How Lifetime Planner calculates yearly tax expenses
The Lifetime Planner estimates tax expenses by evaluating the source of your income. The total tax you pay each year is the sum of the various tax rates applied to each type of income you receive.
Taxes on salaries and benefits
You can normally expect one or more of the following types of income each year:
Salaries
Social Security benefits
Pension benefits
If this income is received before your retirement date, it is taxed at the average tax rate before retirement specified in the Average Tax Rate dialog. After retirement, it is taxed at the average tax rate after retirement.
Taxes on distributions from tax-deferred retirement plans
After retirement, you start taking distributions from your tax-deferred investment plans. Most tax-deferred plans, excluding Tax-deferred Annuities and some IRAs, defer taxes on both the original savings and the gains. The Lifetime Planner treats all distributions from these plans as 100% taxable.

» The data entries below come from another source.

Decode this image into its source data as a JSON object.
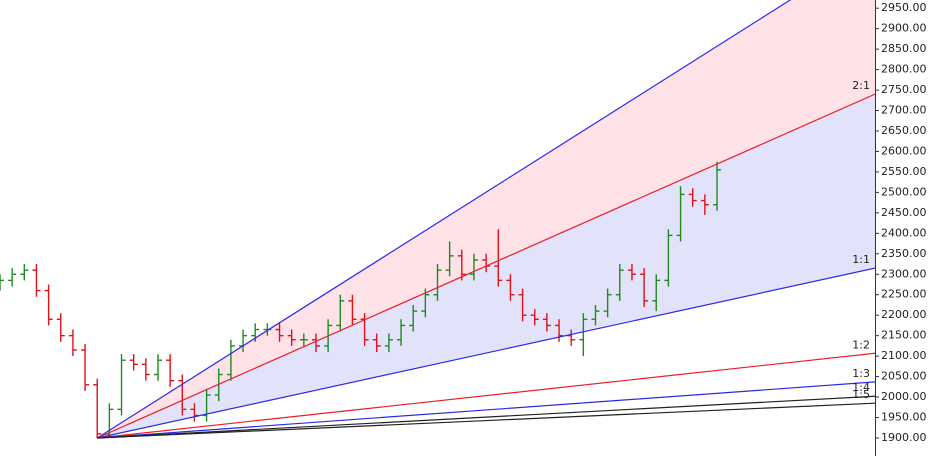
{
  "chart_data": {
    "type": "ohlc",
    "x": [
      0,
      1,
      2,
      3,
      4,
      5,
      6,
      7,
      8,
      9,
      10,
      11,
      12,
      13,
      14,
      15,
      16,
      17,
      18,
      19,
      20,
      21,
      22,
      23,
      24,
      25,
      26,
      27,
      28,
      29,
      30,
      31,
      32,
      33,
      34,
      35,
      36,
      37,
      38,
      39,
      40,
      41,
      42,
      43,
      44,
      45,
      46,
      47,
      48,
      49,
      50,
      51,
      52,
      53,
      54,
      55,
      56,
      57,
      58,
      59
    ],
    "open": [
      2275,
      2285,
      2300,
      2310,
      2260,
      2190,
      2150,
      2115,
      2030,
      1910,
      1970,
      2090,
      2080,
      2055,
      2090,
      2040,
      1970,
      1955,
      2005,
      2055,
      2125,
      2150,
      2165,
      2165,
      2150,
      2140,
      2140,
      2125,
      2175,
      2235,
      2190,
      2140,
      2125,
      2140,
      2175,
      2210,
      2250,
      2310,
      2345,
      2300,
      2335,
      2320,
      2285,
      2250,
      2200,
      2190,
      2175,
      2150,
      2140,
      2190,
      2210,
      2250,
      2310,
      2300,
      2235,
      2285,
      2395,
      2495,
      2480,
      2470
    ],
    "high": [
      2300,
      2315,
      2325,
      2325,
      2275,
      2205,
      2165,
      2130,
      2045,
      1985,
      2105,
      2105,
      2095,
      2105,
      2105,
      2055,
      1985,
      2020,
      2070,
      2140,
      2165,
      2180,
      2180,
      2180,
      2165,
      2155,
      2155,
      2190,
      2250,
      2250,
      2205,
      2155,
      2155,
      2190,
      2225,
      2265,
      2325,
      2380,
      2360,
      2350,
      2350,
      2410,
      2300,
      2265,
      2215,
      2205,
      2190,
      2165,
      2205,
      2225,
      2265,
      2325,
      2325,
      2315,
      2300,
      2410,
      2515,
      2510,
      2495,
      2575
    ],
    "low": [
      2260,
      2270,
      2285,
      2245,
      2175,
      2135,
      2100,
      2015,
      1900,
      1900,
      1955,
      2065,
      2040,
      2040,
      2025,
      1955,
      1940,
      1940,
      1990,
      2040,
      2110,
      2135,
      2150,
      2135,
      2125,
      2125,
      2110,
      2110,
      2160,
      2175,
      2125,
      2110,
      2110,
      2125,
      2160,
      2195,
      2235,
      2295,
      2285,
      2285,
      2305,
      2270,
      2235,
      2185,
      2175,
      2160,
      2135,
      2125,
      2100,
      2175,
      2195,
      2235,
      2285,
      2220,
      2210,
      2270,
      2380,
      2465,
      2445,
      2455
    ],
    "close": [
      2285,
      2300,
      2310,
      2260,
      2190,
      2150,
      2115,
      2030,
      1910,
      1970,
      2090,
      2080,
      2055,
      2090,
      2040,
      1970,
      1955,
      2005,
      2055,
      2125,
      2150,
      2165,
      2165,
      2150,
      2140,
      2140,
      2125,
      2175,
      2235,
      2190,
      2140,
      2125,
      2140,
      2175,
      2210,
      2250,
      2310,
      2345,
      2300,
      2335,
      2320,
      2285,
      2250,
      2200,
      2190,
      2175,
      2150,
      2140,
      2190,
      2210,
      2250,
      2310,
      2300,
      2235,
      2285,
      2395,
      2495,
      2480,
      2470,
      2555
    ],
    "up_color": "#1f8a1f",
    "down_color": "#e0101a",
    "xlim": [
      0,
      72
    ],
    "ylim": [
      1856,
      2970
    ],
    "yticks": [
      {
        "value": 1900,
        "label": "1900.00"
      },
      {
        "value": 1950,
        "label": "1950.00"
      },
      {
        "value": 2000,
        "label": "2000.00"
      },
      {
        "value": 2050,
        "label": "2050.00"
      },
      {
        "value": 2100,
        "label": "2100.00"
      },
      {
        "value": 2150,
        "label": "2150.00"
      },
      {
        "value": 2200,
        "label": "2200.00"
      },
      {
        "value": 2250,
        "label": "2250.00"
      },
      {
        "value": 2300,
        "label": "2300.00"
      },
      {
        "value": 2350,
        "label": "2350.00"
      },
      {
        "value": 2400,
        "label": "2400.00"
      },
      {
        "value": 2450,
        "label": "2450.00"
      },
      {
        "value": 2500,
        "label": "2500.00"
      },
      {
        "value": 2550,
        "label": "2550.00"
      },
      {
        "value": 2600,
        "label": "2600.00"
      },
      {
        "value": 2650,
        "label": "2650.00"
      },
      {
        "value": 2700,
        "label": "2700.00"
      },
      {
        "value": 2750,
        "label": "2750.00"
      },
      {
        "value": 2800,
        "label": "2800.00"
      },
      {
        "value": 2850,
        "label": "2850.00"
      },
      {
        "value": 2900,
        "label": "2900.00"
      },
      {
        "value": 2950,
        "label": "2950.00"
      }
    ],
    "fan": [
      {
        "color": "#2a2ae6",
        "fill": "#ffe1e8",
        "x": [
          8,
          72
        ],
        "values": [
          1900,
          3101
        ]
      },
      {
        "label": "2:1",
        "color": "#e8202a",
        "fill": "#e2e3fb",
        "x": [
          8,
          72
        ],
        "values": [
          1900,
          2740
        ]
      },
      {
        "label": "1:1",
        "color": "#2a2ae6",
        "x": [
          8,
          72
        ],
        "values": [
          1900,
          2315
        ]
      },
      {
        "label": "1:2",
        "color": "#e8202a",
        "x": [
          8,
          72
        ],
        "values": [
          1900,
          2107
        ]
      },
      {
        "label": "1:3",
        "color": "#2a2ae6",
        "x": [
          8,
          72
        ],
        "values": [
          1900,
          2037
        ]
      },
      {
        "label": "1:4",
        "color": "#222222",
        "x": [
          8,
          72
        ],
        "values": [
          1900,
          2002
        ]
      },
      {
        "label": "1:5",
        "color": "#222222",
        "x": [
          8,
          72
        ],
        "values": [
          1900,
          1985
        ]
      }
    ]
  }
}
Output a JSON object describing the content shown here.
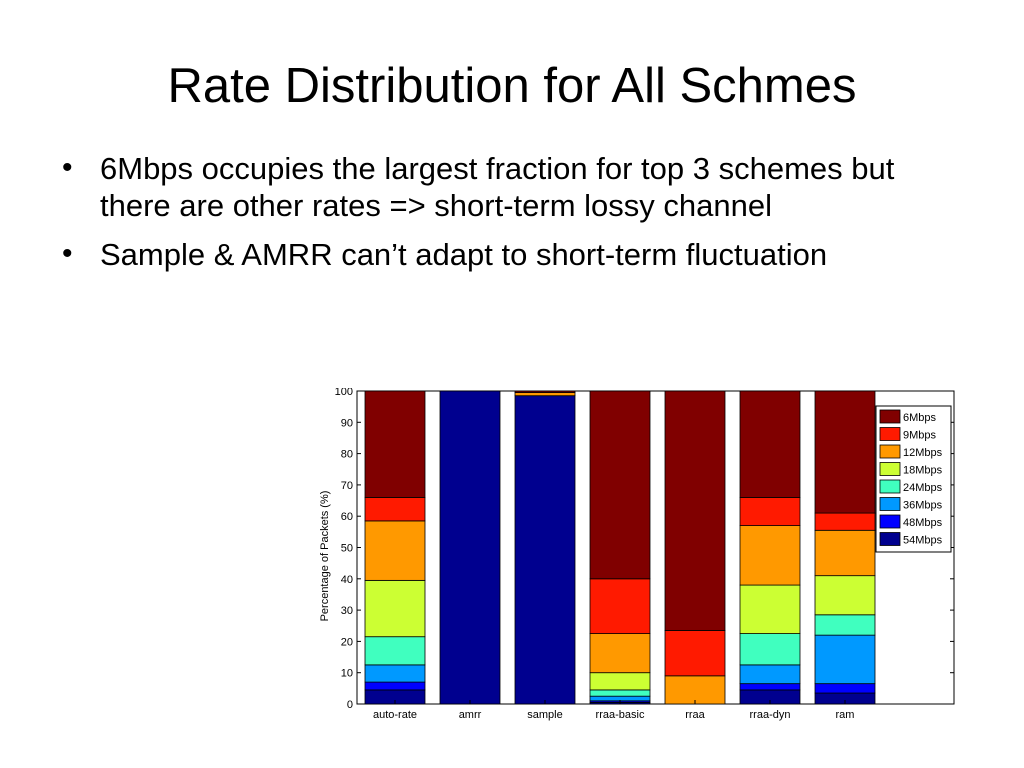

Taxes are applied at the average after-retirement tax rate specified in the Average Tax Rate dialog. For example, if you withdraw $10,000 from your tax-deferred savings plan and your post-retirement average tax rate is 10%, the taxes on the withdrawal are $1,000 (10% of $10,000).
Note: Penalties may apply for early withdrawals or withdrawals that are too large. Consult your tax advisor.
Taxes on withdrawals from taxable investments
When you sell taxable investments, you must pay taxes on any unrealized gains. Unlike tax-deferred investments, the original purchase price is not tax-deductible and becomes part of your basis. As your investment grows, the gain is usually realized and taxed each year. (You can set the percentage of taxable gain realized each year in the Rate of return dialog. The default is 100%.)
To determine unrealized gains, the Lifetime Planner:
Calculates an average basis for your taxable investments (original purchase price and reinvested gain).
Divides the total basis by the portfolio value to find the average basis for each investment.
Example: If your taxable investments are worth $100,000 and your total basis is $80,000, your average basis is 80% ($80,000 / $100,000). That means an average of 20% of the portfolio's value is unrealized gain. If you sell $10,000 worth of stock, your estimated gain is $2,000 (20% of $10,000). With a post-retirement tax rate of 10%, your taxes on the withdrawal are $200 (10% of $2,000).
Taxes on other income
Other income is taxed at the individual tax rate you specify for that income. It is usually taxed at your highest marginal rate because it is added to your total income. You can select the tax rate for each type of other income in the Other income dialog.
Taxes on income from a home or asset
Income from a home or asset is taxed at the rate you specify for that income. Since this income adds to your other income, it is likely to be taxed at your highest marginal rate. You can set the tax rate for this income in the Asset Accounts or Planned Assets dialog.
Taxes on gains from the sale of a home
When you sell a home (after May 6, 1997), you are taxed on any realized gain that is not excluded under IRS rules. The Lifetime Planner shows how the gain is calculated in the Asset Accounts or Planned Assets dialog and applies the tax rate you specify for that home.
Taxes on gains from the sale of an asset
Gains from selling assets are calculated as follows:
Sale price – Basis, where basis = Purchase price + Improvements + Selling costs – Depreciation (if any).
The Lifetime Planner taxes the gain at the rate specified in the Asset Accounts or Planned Assets dialog.
Not Available in Canada
This tool is unavailable for users of our Canadian products.